Get rid of the driver and the car stays king

LA City Highways

The motor vehicle is one of the key features of modern affluence along with such things as plumbing, electricity, universal education and modern health care. It gave us mobility and independence, and allowed us to move from the slums to the suburbs.

It has various shortcomings as we all know. Driving is stressful and dangerous, with millions killed and disabled every year. And when there is insufficient investment in freeways and public transit, it can eat up a lot of our time.

However, as with other challenges thrown up by our material existence, we can expect human ingenuity to come to the rescue. In this case the solution is the driverless vehicle which require the traveler to do no more than specify their destination. Much of the technology has already been developed and prototype vehicles are well advanced.

This is the gist of it. The car knows the route it has to take as well as its own coordinates as it navigates itself to the destination. This could be achieved with a GPS system although it would work better if there were a traffic management system adjusting vehicle routes on the basis of changing traffic conditions. This information could perhaps be provided by sensors in the roads.

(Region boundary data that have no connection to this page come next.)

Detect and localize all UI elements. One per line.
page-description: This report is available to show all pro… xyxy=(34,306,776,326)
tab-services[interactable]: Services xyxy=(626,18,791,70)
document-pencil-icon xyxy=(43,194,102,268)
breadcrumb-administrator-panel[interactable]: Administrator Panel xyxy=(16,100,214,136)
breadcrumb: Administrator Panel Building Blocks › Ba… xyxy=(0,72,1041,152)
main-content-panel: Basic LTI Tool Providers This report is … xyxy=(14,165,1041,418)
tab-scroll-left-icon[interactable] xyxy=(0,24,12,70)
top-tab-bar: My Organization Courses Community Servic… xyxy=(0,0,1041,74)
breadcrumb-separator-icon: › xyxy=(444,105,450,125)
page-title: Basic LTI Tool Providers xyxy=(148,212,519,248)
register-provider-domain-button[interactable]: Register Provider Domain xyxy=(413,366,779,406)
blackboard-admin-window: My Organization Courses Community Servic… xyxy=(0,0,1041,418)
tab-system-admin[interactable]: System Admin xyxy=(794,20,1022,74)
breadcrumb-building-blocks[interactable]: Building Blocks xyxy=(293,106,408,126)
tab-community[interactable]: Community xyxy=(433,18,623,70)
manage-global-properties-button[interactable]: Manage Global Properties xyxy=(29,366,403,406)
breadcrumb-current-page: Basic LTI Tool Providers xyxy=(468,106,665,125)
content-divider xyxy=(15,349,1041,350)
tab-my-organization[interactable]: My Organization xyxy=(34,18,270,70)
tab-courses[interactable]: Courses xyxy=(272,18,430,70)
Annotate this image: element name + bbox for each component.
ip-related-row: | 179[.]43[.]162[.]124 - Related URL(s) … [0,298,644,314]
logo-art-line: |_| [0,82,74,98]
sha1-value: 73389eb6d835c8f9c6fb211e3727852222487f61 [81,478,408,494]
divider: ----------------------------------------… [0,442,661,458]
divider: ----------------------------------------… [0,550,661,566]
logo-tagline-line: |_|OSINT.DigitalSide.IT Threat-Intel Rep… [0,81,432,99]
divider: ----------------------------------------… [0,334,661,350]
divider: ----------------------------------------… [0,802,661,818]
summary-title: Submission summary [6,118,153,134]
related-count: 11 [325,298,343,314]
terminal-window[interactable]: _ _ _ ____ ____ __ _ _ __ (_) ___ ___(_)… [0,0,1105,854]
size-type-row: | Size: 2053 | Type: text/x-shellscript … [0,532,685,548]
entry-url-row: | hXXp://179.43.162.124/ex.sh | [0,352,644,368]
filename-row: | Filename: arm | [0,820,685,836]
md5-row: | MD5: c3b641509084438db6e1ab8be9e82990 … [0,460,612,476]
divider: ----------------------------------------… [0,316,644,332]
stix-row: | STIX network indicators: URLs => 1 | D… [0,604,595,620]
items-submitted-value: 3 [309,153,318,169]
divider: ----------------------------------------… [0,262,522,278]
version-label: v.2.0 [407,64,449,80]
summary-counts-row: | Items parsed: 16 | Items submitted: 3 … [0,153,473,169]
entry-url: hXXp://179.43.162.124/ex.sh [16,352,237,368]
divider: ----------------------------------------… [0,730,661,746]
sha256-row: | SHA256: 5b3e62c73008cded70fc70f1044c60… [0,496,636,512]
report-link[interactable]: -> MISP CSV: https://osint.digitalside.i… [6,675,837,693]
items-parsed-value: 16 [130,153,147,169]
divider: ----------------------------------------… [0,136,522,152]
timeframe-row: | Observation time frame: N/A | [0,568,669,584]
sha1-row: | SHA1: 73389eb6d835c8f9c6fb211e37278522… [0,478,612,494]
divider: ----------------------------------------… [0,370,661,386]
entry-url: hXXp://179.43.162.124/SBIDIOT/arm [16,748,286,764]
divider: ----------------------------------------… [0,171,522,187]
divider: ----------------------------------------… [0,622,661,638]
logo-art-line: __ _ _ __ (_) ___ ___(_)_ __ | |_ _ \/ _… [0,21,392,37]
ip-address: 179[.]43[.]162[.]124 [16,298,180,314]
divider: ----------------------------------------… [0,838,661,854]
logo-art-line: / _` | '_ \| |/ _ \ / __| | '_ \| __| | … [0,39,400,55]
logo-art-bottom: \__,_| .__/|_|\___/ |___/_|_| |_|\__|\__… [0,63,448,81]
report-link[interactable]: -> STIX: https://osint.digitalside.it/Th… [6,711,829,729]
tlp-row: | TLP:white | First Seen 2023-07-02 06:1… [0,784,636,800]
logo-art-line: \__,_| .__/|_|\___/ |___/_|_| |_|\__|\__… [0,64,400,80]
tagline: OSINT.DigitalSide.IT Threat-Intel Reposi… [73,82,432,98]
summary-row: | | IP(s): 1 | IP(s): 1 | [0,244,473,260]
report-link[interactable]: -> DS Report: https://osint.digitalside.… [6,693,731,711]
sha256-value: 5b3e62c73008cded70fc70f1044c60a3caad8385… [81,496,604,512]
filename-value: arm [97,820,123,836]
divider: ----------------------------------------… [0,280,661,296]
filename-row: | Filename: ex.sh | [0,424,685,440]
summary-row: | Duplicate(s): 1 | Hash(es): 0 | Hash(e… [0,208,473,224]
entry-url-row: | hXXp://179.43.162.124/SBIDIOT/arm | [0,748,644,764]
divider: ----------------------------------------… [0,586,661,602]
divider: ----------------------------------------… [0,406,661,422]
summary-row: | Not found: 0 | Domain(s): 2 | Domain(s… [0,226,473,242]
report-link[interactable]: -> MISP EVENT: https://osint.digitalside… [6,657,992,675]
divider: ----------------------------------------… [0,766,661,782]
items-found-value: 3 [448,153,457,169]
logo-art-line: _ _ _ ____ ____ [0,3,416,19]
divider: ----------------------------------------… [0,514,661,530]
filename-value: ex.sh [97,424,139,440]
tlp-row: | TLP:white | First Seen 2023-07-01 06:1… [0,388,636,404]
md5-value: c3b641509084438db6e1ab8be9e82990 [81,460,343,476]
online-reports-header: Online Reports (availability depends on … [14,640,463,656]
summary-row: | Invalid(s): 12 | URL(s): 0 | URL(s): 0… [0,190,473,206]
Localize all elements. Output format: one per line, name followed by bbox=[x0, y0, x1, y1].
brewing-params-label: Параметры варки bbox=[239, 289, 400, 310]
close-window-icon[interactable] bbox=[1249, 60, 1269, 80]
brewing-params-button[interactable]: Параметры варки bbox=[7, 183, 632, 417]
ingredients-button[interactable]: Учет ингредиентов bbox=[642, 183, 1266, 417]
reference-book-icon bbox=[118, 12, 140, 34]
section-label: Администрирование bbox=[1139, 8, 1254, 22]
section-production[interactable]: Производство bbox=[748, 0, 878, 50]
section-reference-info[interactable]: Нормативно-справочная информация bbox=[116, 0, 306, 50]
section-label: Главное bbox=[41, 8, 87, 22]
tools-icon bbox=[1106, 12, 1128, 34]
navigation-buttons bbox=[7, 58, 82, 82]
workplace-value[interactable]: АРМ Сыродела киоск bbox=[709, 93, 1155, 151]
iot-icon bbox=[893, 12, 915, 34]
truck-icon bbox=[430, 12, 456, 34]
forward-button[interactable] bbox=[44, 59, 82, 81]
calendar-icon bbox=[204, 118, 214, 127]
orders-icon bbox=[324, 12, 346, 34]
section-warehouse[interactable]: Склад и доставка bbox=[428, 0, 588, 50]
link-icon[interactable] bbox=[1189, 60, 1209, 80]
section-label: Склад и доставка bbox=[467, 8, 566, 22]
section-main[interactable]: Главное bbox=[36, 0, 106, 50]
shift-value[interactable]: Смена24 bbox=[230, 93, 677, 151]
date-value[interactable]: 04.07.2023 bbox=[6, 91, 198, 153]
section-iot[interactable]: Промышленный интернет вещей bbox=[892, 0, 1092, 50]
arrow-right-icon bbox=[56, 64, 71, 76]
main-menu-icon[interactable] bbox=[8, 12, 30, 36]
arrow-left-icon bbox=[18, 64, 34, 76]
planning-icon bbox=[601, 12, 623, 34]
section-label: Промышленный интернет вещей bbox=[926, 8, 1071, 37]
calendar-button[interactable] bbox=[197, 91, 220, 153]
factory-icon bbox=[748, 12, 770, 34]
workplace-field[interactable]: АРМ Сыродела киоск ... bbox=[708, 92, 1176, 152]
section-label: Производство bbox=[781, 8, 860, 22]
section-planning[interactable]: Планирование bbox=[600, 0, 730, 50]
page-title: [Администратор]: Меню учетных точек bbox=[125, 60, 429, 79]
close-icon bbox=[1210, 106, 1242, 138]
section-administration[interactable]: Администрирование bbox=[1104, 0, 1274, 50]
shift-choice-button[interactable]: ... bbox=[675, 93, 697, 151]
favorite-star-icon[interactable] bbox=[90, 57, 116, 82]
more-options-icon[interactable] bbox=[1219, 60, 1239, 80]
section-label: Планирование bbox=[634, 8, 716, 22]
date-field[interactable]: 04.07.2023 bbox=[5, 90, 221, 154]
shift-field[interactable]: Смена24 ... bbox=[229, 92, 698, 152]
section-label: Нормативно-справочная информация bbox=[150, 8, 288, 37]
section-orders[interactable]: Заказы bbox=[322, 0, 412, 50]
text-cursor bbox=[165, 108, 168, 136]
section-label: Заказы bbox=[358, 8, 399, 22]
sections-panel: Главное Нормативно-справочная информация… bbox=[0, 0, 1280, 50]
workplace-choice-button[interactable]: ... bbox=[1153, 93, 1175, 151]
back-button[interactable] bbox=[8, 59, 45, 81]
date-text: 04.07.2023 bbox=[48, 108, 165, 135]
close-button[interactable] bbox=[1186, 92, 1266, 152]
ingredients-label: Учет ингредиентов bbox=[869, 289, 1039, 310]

Through its own sensors the car is aware of its surroundings, in particular the speed of other vehicles, the presence of obstructions and upcoming bends in the road. It also knows its own speed and whether it is veering off course. It has on board equipment which can instantly convert this knowledge of its surroundings and its own behavior into the appropriate adjustment of steering, brake and throttle.

With no scope for human error, accidents will be rare. Traffic jams will also be rare, so our trips will be quicker and more predictable. There will not be the physical obstructions from accidents nor the slow reaction time of drivers which prevents heavy traffic from running smoothly and in unison like carriages on a train. (Read about the mathematics of traffic jams here.) Traffic will be automatically diverted away from areas of potential congestion. There will still be the occasional breakdowns but these would be infrequent because of the increasing reliability of vehicles.

Freed from the stressful task of driving, we will be able to employ our time usefully while enjoying privacy, comfort and personal security which is not possible with public transit. We can read, teleconference, watch TV or video, draft an email, nurse a baby or sleep. Children and the infirm will be able to travel independently as will the inebriated or sedated. When we get to the destination the car will drop us off and then find its own parking spot.

Such a major change could take decades to happen so we still need to do a lot to make driving quicker and safer in the meantime. More freeways and complementary public transit are part of the solution, of course. But so are a range of new technologies including ones that will eventually be components of the driverless system.

Traffic can be better managed with real time knowledge of the number of vehicles and their speed, and perhaps with information from vehicles about where they are going. Drivers can receive information about hold ups on their routes and perhaps even advise on the best route to take given traffic conditions.

We can expect cars to get a lot smarter. In luxury cars we are already seeing features such as adaptive cruise control which adjusts its speed to the vehicle in front, on board cameras that can read speed signs, a light that warns you if there is a vehicle in your blind-spot and a detection system that corrects for any instability.

So by the time we are ready to go driverless much of the technology will already be in place.

Whether vehicles remain privately owned or assigned, or tend to become driverless taxis is an interesting question. The taxi option would allow users to pool the fixed costs of the vehicle. And in the absence of drivers, the only extra costs specific to a taxi system are dead travel time between clients, and the booking system. The latter is just a bit of IT while the dead travel time may not be much greater than that avoided by not having to do as much parking as private vehicles. Private possession of a vehicle would be important if you found the expected waiting time or the slight risk of a long delay unacceptable. And the more you travel the less the benefit from sharing fixed costs with others.

The transport revolution will not stop there of course. Highways in the sky make a lot of sense given that they cost nothing to “build”. We just have to develop the vehicles.

Something else we will see is the replacement of elevators in buildings by chutes that allow you to travel horizontally as well as vertically. Your vehicle will dock when you get on or off so that others can overtake you. The integration of inside and outside modes of transport will be an obvious way to go. You could, for example, travel directly and seamlessly from from your 50th story apartment to your dentist’s surgery on the 10th floor of a building on the other side of town.

These innovations will deliver major improvements in our material standard of living. Of course they are very much at odds with what the hair shirt brigade have in mind. They want us to “save the planet” by relying on more primitive ways of getting around such as public transit, push bike and shanks pony, and by avoiding “unnecessary” travel. Cycling and walking seem more like recreation than a good way of getting from A to B. I agree there is a lot of travel that should be made unnecessary, at least for humans. Grocery shopping comes to mind here. With driverless vehicles, home delivery of goods ordered by computer will be quite cheap.